Frequently Asked Questions
1. How to use the if condition in proc SQL in SAS?
In SAS, you can use conditional statements within the Proc SQL procedure to perform different actions based on the outcome of a logical test. While the CASE WHEN statement is more frequently used in Proc SQL, you can achieve a similar effect of an IF-THEN-ELSE statement using the calculated column method.
PROC SQL;
CREATE TABLE Employee_Bonus AS
SELECT Name, Salary,
(Salary > 50000) AS High_Earner
FROM Employee_data;
QUIT;
2. How do I use a Case When statement with multiple conditions in SAS?
You can incorporate multiple conditions within a Case When statement in SAS. It acts similarly to a chain of IF-THEN-ELSE statements.
PROC SQL;
CREATE TABLE Employee_Categories AS
SELECT Name, Salary,
CASE
WHEN Salary > 50000 THEN 'High'
WHEN Salary BETWEEN 30000 AND 50000 THEN 'Medium'
ELSE 'Low'
END AS Salary_Category
FROM Employee_data;
QUIT;
3. Can I use “OR” and "AND"
operators in Case When
statements?
Logical operators such as OR and AND can be used within Case When statements to create more complex conditions.
PROC SQL;
CREATE TABLE Employee_Bonus AS
SELECT Name, Salary,
CASE
WHEN (Salary > 70000 OR Salary < 30000) THEN 'Eligible for Bonus'
ELSE 'Not Eligible for Bonus'
END AS Bonus_Status
FROM Employee_data;
QUIT;
4. How does SAS evaluate multiple conditions in a Case When statement?
SAS evaluates the conditions in a Case When the statement is sequentially from top to bottom.
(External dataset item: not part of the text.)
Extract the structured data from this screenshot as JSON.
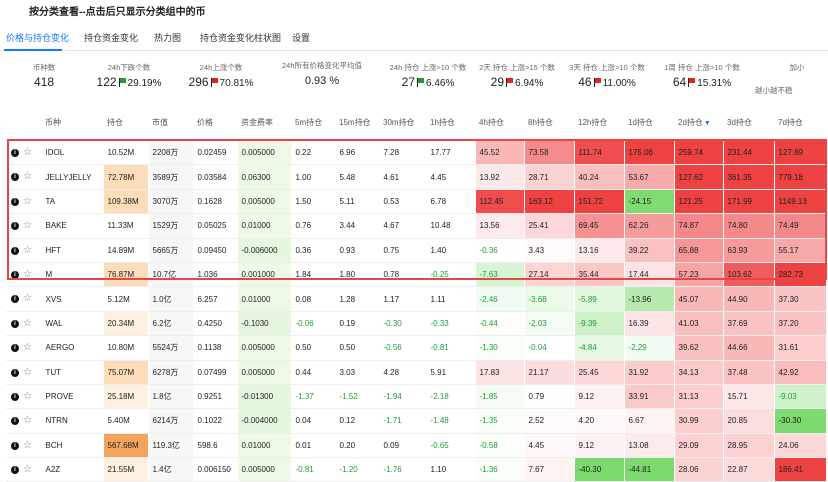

As soon as it encounters a true condition, it executes the corresponding SQL statement and exits the Case When block, ignoring the rest of the conditions.
5. Can a Case When statement be used in the WHERE clause in SAS?
No, a Case When statement cannot be used in the WHERE clause in SAS. The WHERE clause only accepts conditional expressions. However, you can use the outcome of a Case When statement in a WHERE clause by first creating a computed column in a subquery or a view.
Wrapping up
In conclusion, the Proc SQL Case When Statement is a powerful tool for data analysis in SAS. By allowing you to perform conditional data analysis, it enables you to gain deeper insights into your data and make informed decisions.
Whether you need to recode variables, create new ones, or manipulate data, this guide provides a solid foundation.
With the help of the Proc SQL Case When Statement, your data analysis journey will be both efficient and insightful.